Mixed/Men’s Longsword has by far the most data out of any weapon set. “How much more?” I imagine you asking.
There is just a lot less data for the other weapons, and it’s difficult to get a good baseline for this. But I grabbed a few with a higher number of fights and gave it a try.
I had to massage and smooth the heck out of this, and those lines are still wavy as hell*. More or less, it shows that the same trends are observed with all weapons. The two main difference:
- The Women’s Longsword rating seems to be less predictive for fighters who are close together in the ratings.
- The Sword and Buckler rating seems to be less predictive for fighters who have large gaps between their ratings.
I have no clue as to why this is, I encourage someone else to take a crack at it.
*Yes, you can massage numbers.
Overall, HEMA Ratings is a fairly good indication of who is going to win a match. There is a lot of uncertainty, and being within a hundred placings of a person is often close to a 50:50 chance.
So whatever you think of the methodology, it appears to be doing its job.
Of course I can do this all day (and I kind of did to get these results), but there is so much more to think about. For instance, is the difference between a 1900 and 1800 ranked fighter the same as between a 1500 and 1400 ranked fighter? If the last question seemed exciting to you, can I interest you in:
First of all, if you are here I’m going to assume you have read the whole HEMA Ratings About Section. It explains a little bit about how the Glicko-2 algorithm works, and I don’t feel the need to paraphrase what has already been written there.
This data set is also so big that I can’t post the full data here like I normally do. If you want to do some further work, drop me a line and let’s talk!

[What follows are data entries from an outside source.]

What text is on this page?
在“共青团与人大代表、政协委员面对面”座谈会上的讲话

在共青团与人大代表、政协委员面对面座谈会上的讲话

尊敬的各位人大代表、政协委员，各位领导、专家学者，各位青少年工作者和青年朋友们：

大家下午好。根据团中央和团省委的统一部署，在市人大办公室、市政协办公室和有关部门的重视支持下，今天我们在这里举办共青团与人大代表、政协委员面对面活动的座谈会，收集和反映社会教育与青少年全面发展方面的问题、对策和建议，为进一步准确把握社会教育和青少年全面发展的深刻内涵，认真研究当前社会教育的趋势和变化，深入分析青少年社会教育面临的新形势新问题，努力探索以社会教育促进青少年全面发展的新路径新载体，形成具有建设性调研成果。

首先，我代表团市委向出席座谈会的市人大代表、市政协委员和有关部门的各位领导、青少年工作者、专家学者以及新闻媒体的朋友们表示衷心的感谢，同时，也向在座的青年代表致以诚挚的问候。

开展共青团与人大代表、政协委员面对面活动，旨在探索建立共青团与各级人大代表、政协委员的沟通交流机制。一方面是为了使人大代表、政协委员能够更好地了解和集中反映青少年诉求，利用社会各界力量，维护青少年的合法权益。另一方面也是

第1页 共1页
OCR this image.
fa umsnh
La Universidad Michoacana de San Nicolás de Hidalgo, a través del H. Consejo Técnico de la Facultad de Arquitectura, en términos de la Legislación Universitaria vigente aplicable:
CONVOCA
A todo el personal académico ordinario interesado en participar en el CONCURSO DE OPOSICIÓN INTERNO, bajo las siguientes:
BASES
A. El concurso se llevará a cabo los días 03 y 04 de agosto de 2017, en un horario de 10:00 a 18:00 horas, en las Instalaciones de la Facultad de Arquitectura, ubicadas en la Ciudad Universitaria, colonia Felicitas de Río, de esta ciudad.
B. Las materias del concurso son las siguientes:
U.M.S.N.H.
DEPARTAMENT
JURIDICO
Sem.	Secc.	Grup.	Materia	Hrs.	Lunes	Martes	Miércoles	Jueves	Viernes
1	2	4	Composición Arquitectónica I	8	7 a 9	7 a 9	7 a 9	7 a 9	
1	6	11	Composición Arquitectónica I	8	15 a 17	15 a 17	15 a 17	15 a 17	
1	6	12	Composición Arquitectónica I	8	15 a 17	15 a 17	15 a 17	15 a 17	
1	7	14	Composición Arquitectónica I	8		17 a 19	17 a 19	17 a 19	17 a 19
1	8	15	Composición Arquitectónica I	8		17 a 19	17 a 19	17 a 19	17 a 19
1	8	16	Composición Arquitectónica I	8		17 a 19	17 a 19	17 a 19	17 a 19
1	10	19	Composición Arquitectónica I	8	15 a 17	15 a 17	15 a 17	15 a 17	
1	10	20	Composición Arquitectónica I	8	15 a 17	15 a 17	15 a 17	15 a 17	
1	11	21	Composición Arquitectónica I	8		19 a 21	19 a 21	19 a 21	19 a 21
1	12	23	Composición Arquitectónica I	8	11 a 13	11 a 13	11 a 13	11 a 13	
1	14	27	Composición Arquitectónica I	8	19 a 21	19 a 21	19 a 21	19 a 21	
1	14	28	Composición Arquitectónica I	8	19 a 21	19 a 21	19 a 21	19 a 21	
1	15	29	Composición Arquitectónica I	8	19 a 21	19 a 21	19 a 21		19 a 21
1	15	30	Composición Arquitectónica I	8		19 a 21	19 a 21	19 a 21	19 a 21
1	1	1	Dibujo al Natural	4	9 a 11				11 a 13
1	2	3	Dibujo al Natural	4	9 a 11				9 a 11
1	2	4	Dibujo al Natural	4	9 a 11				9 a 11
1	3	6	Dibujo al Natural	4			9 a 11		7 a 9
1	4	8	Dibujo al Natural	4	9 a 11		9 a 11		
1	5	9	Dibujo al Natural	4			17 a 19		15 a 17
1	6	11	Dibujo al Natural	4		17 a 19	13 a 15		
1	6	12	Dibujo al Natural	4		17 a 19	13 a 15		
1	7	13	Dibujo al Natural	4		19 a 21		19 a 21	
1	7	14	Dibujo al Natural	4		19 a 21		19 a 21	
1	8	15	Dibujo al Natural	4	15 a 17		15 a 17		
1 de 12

When processing the data, I grouped the results into into ‘bins’ of rating differences. eg: I combined all the matches from 20-29 into a single point, to help reduce the noise.
For the Mixed/Men’s Longsword I used a bin size of 10.
For the comparison between different weapons, I increased the bin size to 25, hoping it would be manageable. Not so much. I ended up using a centered moving average on the data, with the two values on each side.
While the data has a nice trend, it isn’t the easiest to fit a curve to.
The closest I could get with Excel’s functions is a second order polynomial. This looks really nice, until you remember that this parabola is going to come back down as the rating difference gets even higher. 😉
The dotted orange line is my attempt to fit a curve. An asymptotically inverse exponential between 0.5 and 1.* Using this approach, it tends to err on the high side of the win percentages for fighters who are closer together, and on the low side for fighters who are further apart.
*That might not be the most rigorous mathematical description of the function. Look at the damn graph!
Weighted vs Unweighted Score
A question that arose is, how important is the weighting to the rating?
This shows that the curve has essentially been shifted slightly up, indicating that the unweighted rating appears to be an even stronger indicator of victory!
I’m not sure how to explain it. Perhaps the deviation correction is excessive? Which is an interesting conclusion, as there have been plenty of instances of fighters with a relatively low number of fights shooting up to relatively high rankings. And lowering the deviation correction would make this worse.
I don’t have an answer to this, but it was interesting enough to point out.